Class overview
- Operators: People's Liberation Army Navy
- Completed: 8+

General characteristics
- Type: Gunboat
- Displacement: 360 tonnes (350 long tons; 400 short tons)
- Length: 58.77 m (192 ft 10 in)
- Beam: 7.2 m (23 ft 7 in)
- Draft: 2.2 m (7 ft 3 in)
- Propulsion: 4 x diesel engines @ 8,800 hp with 4 shafts
- Speed: 30.5 knots (56.5 km/h; 35.1 mph)
- Range: 2,000 mi (3,200 km) at 14 knots (26 km/h; 16 mph)
- Complement: 57
- Sensors & processing systems: 1 × navigational or surface search radar
- Armament: 4 × Chinese Type 69 14.5 mm heavy machine guns (2×2); 2 × depth charge rails;

= Type 206-class gunboat =

Chinese navy ship

The Type 206 class gunboat is a gunboat of the People's Republic of China's People's Liberation Army Navy. Also known as the Huludao class, it is a simplified version of the Type 037 class submarine chaser (also known as the Hainan class). Used for patrol duties, it has slightly reduced displacement, but an enlarged superstructure.

==Construction==
A total of seven of this class were sold to Algeria from 1990 to 1991. At least one unit remained in People's Liberation Army Navy service for training and patrol missions, with unconfirmed reports that the Chinese unit was up-gunned. The specification of the Type 206 class gunboat is generally similar to that of the Type 037 class submarine chaser except for its much lighter armament, making it more suited for patrolling friendly coastal areas.

==Designation==
Although the Chinese classified this vessel as gunboat, its missions and weaponry were more like those of patrol boats, and due to the drastic reduction of the number of the crew, the living conditions were significantly better.
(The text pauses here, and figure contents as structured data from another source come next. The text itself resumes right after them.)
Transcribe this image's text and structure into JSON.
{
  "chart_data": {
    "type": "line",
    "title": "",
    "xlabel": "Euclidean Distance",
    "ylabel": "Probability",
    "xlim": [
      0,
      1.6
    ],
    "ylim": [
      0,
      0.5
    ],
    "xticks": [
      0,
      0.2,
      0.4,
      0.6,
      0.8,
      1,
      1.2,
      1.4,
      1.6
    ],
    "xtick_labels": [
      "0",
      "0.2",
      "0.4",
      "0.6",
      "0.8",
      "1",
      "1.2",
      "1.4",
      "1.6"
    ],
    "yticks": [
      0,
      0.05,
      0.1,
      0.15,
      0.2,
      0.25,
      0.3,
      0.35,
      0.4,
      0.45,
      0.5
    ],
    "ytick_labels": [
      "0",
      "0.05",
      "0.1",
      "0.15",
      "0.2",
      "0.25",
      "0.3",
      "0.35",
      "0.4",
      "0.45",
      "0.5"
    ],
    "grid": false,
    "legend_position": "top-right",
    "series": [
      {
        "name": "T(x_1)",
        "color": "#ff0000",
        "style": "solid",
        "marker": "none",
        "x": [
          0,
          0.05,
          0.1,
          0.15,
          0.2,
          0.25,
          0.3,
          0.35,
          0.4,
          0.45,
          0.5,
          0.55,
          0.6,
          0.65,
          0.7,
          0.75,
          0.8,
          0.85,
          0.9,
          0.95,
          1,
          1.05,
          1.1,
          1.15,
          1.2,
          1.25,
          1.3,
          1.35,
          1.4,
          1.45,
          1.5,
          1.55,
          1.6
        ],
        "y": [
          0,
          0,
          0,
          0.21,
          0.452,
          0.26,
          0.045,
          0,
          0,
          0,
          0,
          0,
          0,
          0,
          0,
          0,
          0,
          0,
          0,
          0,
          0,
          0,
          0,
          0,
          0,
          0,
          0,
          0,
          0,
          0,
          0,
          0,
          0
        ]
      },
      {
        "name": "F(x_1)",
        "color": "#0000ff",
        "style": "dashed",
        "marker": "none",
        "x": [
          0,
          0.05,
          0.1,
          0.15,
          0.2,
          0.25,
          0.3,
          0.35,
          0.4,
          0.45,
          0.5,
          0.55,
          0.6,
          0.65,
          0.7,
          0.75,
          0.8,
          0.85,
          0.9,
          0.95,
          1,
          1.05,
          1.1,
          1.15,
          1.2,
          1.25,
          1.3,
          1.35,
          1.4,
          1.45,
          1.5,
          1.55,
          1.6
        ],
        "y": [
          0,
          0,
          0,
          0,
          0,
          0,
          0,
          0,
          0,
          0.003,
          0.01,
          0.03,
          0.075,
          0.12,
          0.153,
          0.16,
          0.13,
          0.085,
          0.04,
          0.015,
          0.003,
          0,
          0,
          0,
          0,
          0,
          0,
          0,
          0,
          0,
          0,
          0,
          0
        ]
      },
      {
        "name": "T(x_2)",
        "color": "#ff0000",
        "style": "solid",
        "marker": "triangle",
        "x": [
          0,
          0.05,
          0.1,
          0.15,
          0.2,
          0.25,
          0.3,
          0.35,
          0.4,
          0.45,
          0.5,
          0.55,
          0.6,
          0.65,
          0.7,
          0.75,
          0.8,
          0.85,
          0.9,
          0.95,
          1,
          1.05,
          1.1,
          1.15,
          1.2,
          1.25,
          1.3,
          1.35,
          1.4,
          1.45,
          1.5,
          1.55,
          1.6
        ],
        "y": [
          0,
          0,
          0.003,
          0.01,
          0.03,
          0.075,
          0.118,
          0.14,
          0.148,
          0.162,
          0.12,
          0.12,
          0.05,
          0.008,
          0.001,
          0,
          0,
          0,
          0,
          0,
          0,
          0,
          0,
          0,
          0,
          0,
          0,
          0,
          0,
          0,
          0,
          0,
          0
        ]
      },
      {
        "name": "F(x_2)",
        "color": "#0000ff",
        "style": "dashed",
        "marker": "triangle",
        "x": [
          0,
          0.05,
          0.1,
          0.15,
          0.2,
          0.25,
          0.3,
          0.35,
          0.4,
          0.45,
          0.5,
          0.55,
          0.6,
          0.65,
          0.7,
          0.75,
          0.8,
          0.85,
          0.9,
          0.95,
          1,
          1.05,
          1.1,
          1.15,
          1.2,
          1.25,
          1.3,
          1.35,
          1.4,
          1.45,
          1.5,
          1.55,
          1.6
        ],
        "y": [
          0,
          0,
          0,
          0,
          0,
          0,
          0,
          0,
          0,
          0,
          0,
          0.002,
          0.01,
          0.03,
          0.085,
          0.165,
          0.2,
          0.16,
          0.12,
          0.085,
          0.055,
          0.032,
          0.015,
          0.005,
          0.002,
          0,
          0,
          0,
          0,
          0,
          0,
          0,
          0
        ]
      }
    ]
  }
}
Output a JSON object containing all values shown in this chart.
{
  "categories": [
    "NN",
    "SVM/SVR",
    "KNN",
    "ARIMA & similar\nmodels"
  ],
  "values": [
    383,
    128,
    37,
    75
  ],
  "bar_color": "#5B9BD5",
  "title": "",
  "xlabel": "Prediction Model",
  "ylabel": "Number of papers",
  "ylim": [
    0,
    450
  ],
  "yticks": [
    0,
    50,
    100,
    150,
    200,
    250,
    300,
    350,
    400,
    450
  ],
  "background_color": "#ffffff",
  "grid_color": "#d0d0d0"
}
After evaluating the class, the Chinese eventually developed a much smaller 80 ton type harbor security and patrol boat to replace the obsolete and aging Shantou, Beihai, Huangpu and Yulin classes of gunboats performing the patrol duties, thus breaking the long tradition of the People's Liberation Army Navy of having no dedicated patrol boats.